Guest blog: A Tapestry of Beauty from Ashes (Part 1 of 2)

Steve Vickers, president and founder of Harvest Churches International is one of my dearest friends. One of the wisest men I know, Steve planted and pastored Christian Life Church in Montgomery, Alabama for many years before heeding the call of God to relocate to Southern California and start again. He left a successful, growing and thriving church in his middle-aged years, eschewing the comforts and predictability of what he'd already built for the relative insecurity of a new life. Steve is one of the true "Barbarian warriors." I will be posting a two-part article that he wrote that really speaks to my heart deeply. I sure hope you enjoy it.

As I look out the window, the air is filled with smoke from the fires that remain. Though a number of the fires have either been contained or have burned out, nine still continue as of the time of this writing. But only one of those really gives any cause for concern.

This has been a harrowing experience for hundreds of thousands of people here in southern California. Many have lost everything but their lives. Some have even lost that. Thousands of families returned to find only rubble where their homes once stood. What do you do when you stand on the rubble of your life?
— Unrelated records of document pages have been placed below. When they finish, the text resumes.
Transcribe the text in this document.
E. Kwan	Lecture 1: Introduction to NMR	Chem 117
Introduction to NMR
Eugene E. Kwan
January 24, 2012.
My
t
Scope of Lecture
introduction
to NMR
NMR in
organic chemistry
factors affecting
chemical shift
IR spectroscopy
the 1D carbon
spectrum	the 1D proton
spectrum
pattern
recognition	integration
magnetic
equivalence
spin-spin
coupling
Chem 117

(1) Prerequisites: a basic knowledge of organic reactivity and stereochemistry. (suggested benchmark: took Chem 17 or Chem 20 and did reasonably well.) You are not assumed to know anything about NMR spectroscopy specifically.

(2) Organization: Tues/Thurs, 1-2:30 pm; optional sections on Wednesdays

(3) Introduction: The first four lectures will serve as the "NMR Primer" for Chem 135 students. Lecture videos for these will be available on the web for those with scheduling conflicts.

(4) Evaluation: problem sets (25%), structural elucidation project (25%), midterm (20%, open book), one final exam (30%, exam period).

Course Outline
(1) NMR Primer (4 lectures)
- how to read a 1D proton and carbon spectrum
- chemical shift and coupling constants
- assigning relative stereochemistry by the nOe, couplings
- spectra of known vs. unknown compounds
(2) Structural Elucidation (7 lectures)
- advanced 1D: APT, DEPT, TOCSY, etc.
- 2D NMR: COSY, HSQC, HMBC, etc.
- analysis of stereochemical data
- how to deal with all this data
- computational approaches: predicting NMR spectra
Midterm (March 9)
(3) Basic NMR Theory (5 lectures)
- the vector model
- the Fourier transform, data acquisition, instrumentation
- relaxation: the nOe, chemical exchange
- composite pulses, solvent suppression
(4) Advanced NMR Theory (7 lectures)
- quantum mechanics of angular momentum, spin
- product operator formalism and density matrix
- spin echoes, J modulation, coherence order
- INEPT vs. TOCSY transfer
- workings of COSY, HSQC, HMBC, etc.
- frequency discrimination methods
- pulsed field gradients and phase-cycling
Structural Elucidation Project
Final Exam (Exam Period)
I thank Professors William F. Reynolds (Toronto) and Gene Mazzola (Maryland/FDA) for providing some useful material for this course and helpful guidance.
What do you do when, suddenly, without notice, your life is turned upside down and dashed on the rocks of tragedy? What do you do when you stand, looking at the broken pieces of what used to be your life? What do you do in the heart-wrenching emotion of that moment? Your body tired, your emotions drained, your mind dumbfounded—what do you do?

My heart has gone out to those who have suffered such loss. Those who make light of it or try to downplay it make it obvious that they have never been there. Loss is never easy or fun; it always costs. Yet it is a necessary and normal part of life. We all suffer loss at times. No declaration of faith will keep us from it. Loved ones die, ventures fail, relationships cease—these and other pains are a part of everyone’s story. For some reason we don’t hear of them though, especially in Christian circles. It’s as if they were somehow mysteriously erased from the story of our lives, leaving only successes, gains, victories, and great times.

Well, don’t erase them from my life. They cost me way too much. Nothing that came at such a high price to me will be erased or even relegated to a secluded corner of my life. They are a part of the very fabric of my life—a part of who I am. They have helped to define me. To erase them is to erase a part of my definition. I lived them; I walked through the valley they plowed in my life. And it is not a sign that I missed God or that He somehow forgot about me. On the contrary, like their victorious cousins, they are another facet of the testimony of God’s never ending love and unwavering faithfulness. God’s character and power are not so fragile that I must eradicate from my story anything that doesn’t speak of success and victory as defined in the narrow minds of the religious.

That’s one of the problems with American Christianity; it has too many man-made parts—parts which cannot stand up to the test of the realities of life. So a fantasy world is guardedly maintained. And if you are honest about your life, then you are expelled from "their" beautiful place. I have suffered their rejection because I was going through loss. And I am grateful for it. When they rejected me and erased me from their memories, I thought I was all alone. Then I heard a beautiful voice saying, “I will never leave you nor forsake you.” They had left me alone with Jesus, and there in His hand was a nail print. Looking closer, I was stunned as I saw my name engraved in His hand by the nail print.